‘Tis the giving season — of thanks, and of PRESENTS! — and while it’s very satisfying to give someone a present they absolutely adore, it’s also damn fun to give them a present they will always remember. And sometimes, that meansĀ  massaging an in-joke, or even creating one. After all, those require a fair bit of thought, too. So I’m curious what silly or snarky presents you’ve deployed that make you especially proud of your cunning. I don’t think I’m especially good at it, though my dad was. My mom, too; one year she wrapped up some green velvet Doc Marten boots that I had repeatedly not brought back home from her house, and her side of the family at one point had a gold-plated shoehorn that went around to a different member every year for a while. I once gave Kevin one of those camera doorbells, and he never did anything with it, so I wrapped it up and gave it to him again the next year. (He knows I love putting those sticky-backed bows on my head and body while opening presents, so usually gives me one present with twelve of them on it.) (Yes, they’re the same ones; I round them up every year and put them with the tissue paper and the gift bags for re-use.)

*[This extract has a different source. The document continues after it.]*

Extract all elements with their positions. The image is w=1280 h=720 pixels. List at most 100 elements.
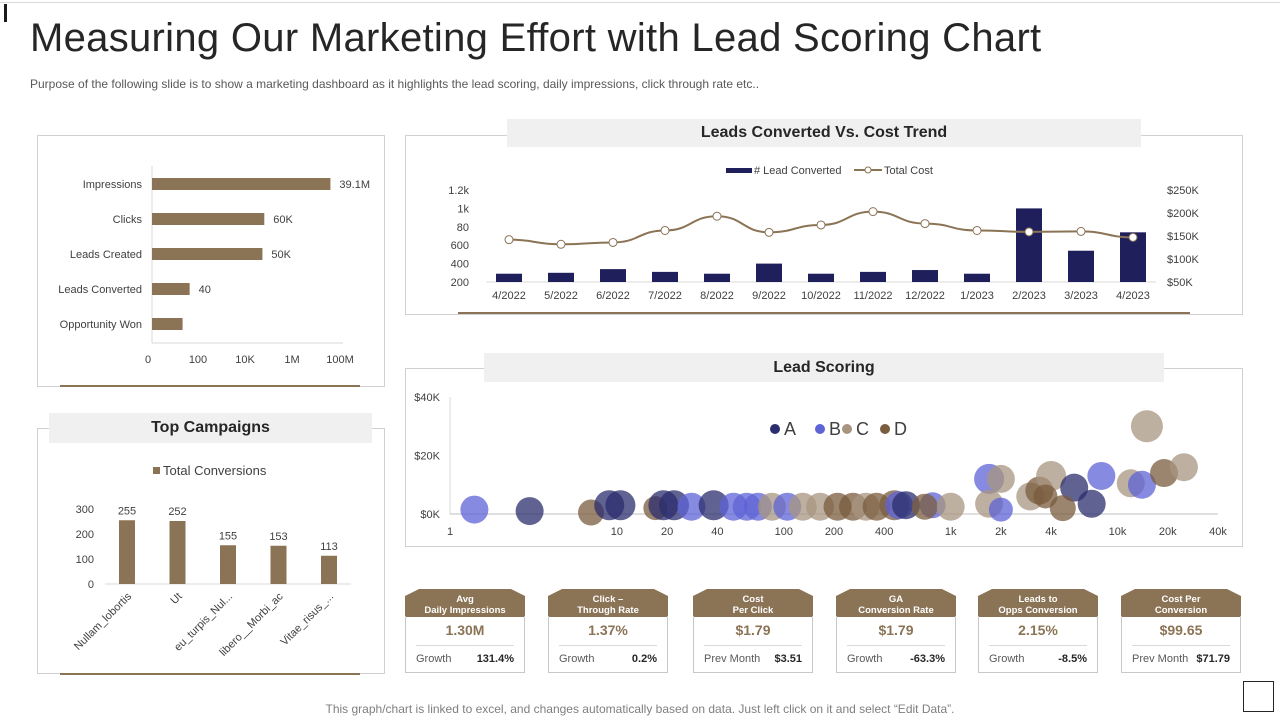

The one Kevin liked best was the first year he was working in Canada. Something leaked all over the shelf in the fridge — the one on top of the produce drawers — during his first weekend back to visit, and he was very excited to be home and helpful, so he promptly took everything out and removed the shelf to wash it off… and it exploded in the sink. I do mean exploded. The entire thing shattered and shot tiny glass pieces everywhere, which we realized was because it was too quick a transition from very cold fridge to very warm water. (Had I been cleaning it, the pieces would’ve gotten in my eyes, but he is tall enough to avoid a hit. Small mercies.) Anyway, we had one large and one medium cutting board that were the right depth and together fit across the space with only a small overlap, so we got the fridge functional again and then promptly kept forgetting to figure out how to acquire the replacement part. I finally ordered it and wrapped it up and gave it to him for Christmas. It was HUGE. The boys were so bummed it wasn’t something exciting, but Kevin thought it was pretty funny, so I call it a win.

Your turn! Give us your gifting tales: your brainwaves, your inside jokes, even your hilarious ideas gone wrong.